What best describes how SOARs operate compared to traditional SIEMs?

They enhance efficiency through automation.

Study Notes

Penetration Testing

• Penetration testing is designed to help a company uncover new vulnerabilities in their system and learn how threat actors could exploit them.
• The most important part of penetration testing is proper planning - it can help prevent "creep" which is an expansion beyond the initial scope of the test, which can create legal issues.
• Penetration tests are performed to help protect an organization from attackers.
• When planning penetration testing, it is important to define the scope, schedule and resources needed for the project.

Rules of Engagement

• Penetration testing must be performed by a professional and qualified person.
• It is important to define the scope of the test, including the systems and applications that will be scanned.
• The person conducting the penetration test must ensure that everything related to the test has been removed from the system.
• After the pen test has been completed, a report should be generated which includes an executive summary for a less technical audience, and a more technical summary written for security professionals.

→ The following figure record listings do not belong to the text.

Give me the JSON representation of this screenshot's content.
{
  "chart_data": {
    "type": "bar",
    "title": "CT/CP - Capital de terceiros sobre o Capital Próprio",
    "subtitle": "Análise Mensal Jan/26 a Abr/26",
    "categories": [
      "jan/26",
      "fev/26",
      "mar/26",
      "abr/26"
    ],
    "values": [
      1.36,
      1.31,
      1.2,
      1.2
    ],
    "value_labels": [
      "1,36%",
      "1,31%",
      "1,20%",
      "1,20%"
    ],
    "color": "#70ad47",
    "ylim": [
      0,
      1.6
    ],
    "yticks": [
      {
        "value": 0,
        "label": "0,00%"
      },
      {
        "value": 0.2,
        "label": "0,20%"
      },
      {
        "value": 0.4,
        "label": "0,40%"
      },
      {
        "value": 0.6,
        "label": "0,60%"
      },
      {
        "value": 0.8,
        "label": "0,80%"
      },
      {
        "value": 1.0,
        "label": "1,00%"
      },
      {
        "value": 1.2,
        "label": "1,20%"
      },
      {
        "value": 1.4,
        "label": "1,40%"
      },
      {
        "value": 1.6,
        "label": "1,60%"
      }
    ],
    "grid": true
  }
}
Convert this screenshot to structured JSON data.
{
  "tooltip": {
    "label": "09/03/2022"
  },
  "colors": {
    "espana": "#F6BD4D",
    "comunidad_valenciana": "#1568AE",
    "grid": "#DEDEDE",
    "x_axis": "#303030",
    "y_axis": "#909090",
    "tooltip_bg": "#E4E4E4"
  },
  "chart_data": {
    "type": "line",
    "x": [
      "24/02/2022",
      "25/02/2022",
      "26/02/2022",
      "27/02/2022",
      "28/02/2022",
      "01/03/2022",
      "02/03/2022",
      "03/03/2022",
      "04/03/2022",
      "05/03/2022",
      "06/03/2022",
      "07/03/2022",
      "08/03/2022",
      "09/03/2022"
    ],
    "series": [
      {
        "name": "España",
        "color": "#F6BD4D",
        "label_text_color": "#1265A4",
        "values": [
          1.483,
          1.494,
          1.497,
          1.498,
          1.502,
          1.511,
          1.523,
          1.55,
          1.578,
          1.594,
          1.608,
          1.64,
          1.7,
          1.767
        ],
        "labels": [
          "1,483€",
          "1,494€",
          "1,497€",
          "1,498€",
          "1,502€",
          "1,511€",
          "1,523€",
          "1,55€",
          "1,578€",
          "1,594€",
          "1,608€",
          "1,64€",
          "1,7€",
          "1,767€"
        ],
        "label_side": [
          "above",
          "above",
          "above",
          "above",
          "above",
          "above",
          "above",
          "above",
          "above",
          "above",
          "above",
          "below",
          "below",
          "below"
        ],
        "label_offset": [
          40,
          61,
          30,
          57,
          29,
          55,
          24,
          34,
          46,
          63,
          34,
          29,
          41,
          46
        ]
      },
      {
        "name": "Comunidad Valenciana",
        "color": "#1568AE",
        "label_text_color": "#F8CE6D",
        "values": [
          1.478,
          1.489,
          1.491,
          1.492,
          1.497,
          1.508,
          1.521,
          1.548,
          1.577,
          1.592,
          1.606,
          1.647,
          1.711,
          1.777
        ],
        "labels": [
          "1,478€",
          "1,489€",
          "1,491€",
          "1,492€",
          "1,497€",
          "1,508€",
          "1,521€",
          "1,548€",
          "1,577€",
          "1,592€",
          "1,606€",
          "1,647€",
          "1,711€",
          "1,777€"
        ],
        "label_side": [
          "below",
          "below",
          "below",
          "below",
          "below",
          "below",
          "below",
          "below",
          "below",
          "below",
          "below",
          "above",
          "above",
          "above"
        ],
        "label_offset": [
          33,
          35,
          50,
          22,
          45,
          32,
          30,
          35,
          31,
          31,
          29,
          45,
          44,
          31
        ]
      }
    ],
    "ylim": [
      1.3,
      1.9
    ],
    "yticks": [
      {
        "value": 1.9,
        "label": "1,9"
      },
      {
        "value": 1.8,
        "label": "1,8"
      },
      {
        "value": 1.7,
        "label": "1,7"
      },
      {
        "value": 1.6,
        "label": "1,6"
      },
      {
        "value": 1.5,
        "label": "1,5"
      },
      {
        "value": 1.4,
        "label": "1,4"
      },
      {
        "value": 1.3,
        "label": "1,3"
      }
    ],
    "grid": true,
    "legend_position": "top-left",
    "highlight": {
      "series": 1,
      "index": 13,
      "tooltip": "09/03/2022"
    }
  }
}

Performing a Penetration Test

• Penetration testing includes two phases: reconnaissance and penetration.
• During the reconnaissance phase, a tester collects information about the target for future testing.
• The penetration phase is where the tester attempts to exploit vulnerabilities in the target system.

Vulnerability Scanning

• Vulnerability scanning complements penetration testing.
• Vulnerability scans are conducted to uncover vulnerabilities in a system and alert the stakeholders.
• The two major types of scans are credentialed and intrusive scans.
• An intrusive scan attempts to exploit any discovered vulnerabilities, while a nonintrusive scan only records that it was discovered.
• Vulnerability information is available to provide updated information about the latest vulnerabilities.

Data Management Tools

• Data management tools help to analyze and manage the security data collected from various security systems and threats.
• A Security Information and Event Management (SIEM) consolidates data from multiple security sources.
• SIEMS use data correlation which is used to discover anomalies and threats by comparing data across many different systems and devices.
• SIEMS can perform sentiment analysis which is used to identify and categorize opinions to determine the writer's attitude toward a particular topic.
• A Security Orchestration, Automation, and Response (SOAR) uses comprehensive data gathering and analytics to automate incident responses.

Threat Hunting

• Threat hunting is proactively searching for cyber threats that have gone undetected in a network.
• Threat hunting often uses crowdsourced attack data such as advisories and bulletins, cybersecurity threat feeds, and information from a fusion center.

Description

This quiz covers the fundamentals of penetration testing, including its purpose, planning, and the crucial role of defining the scope of the test. Learn about the rules of engagement and the importance of conducting thorough assessments to protect organizations from potential threats.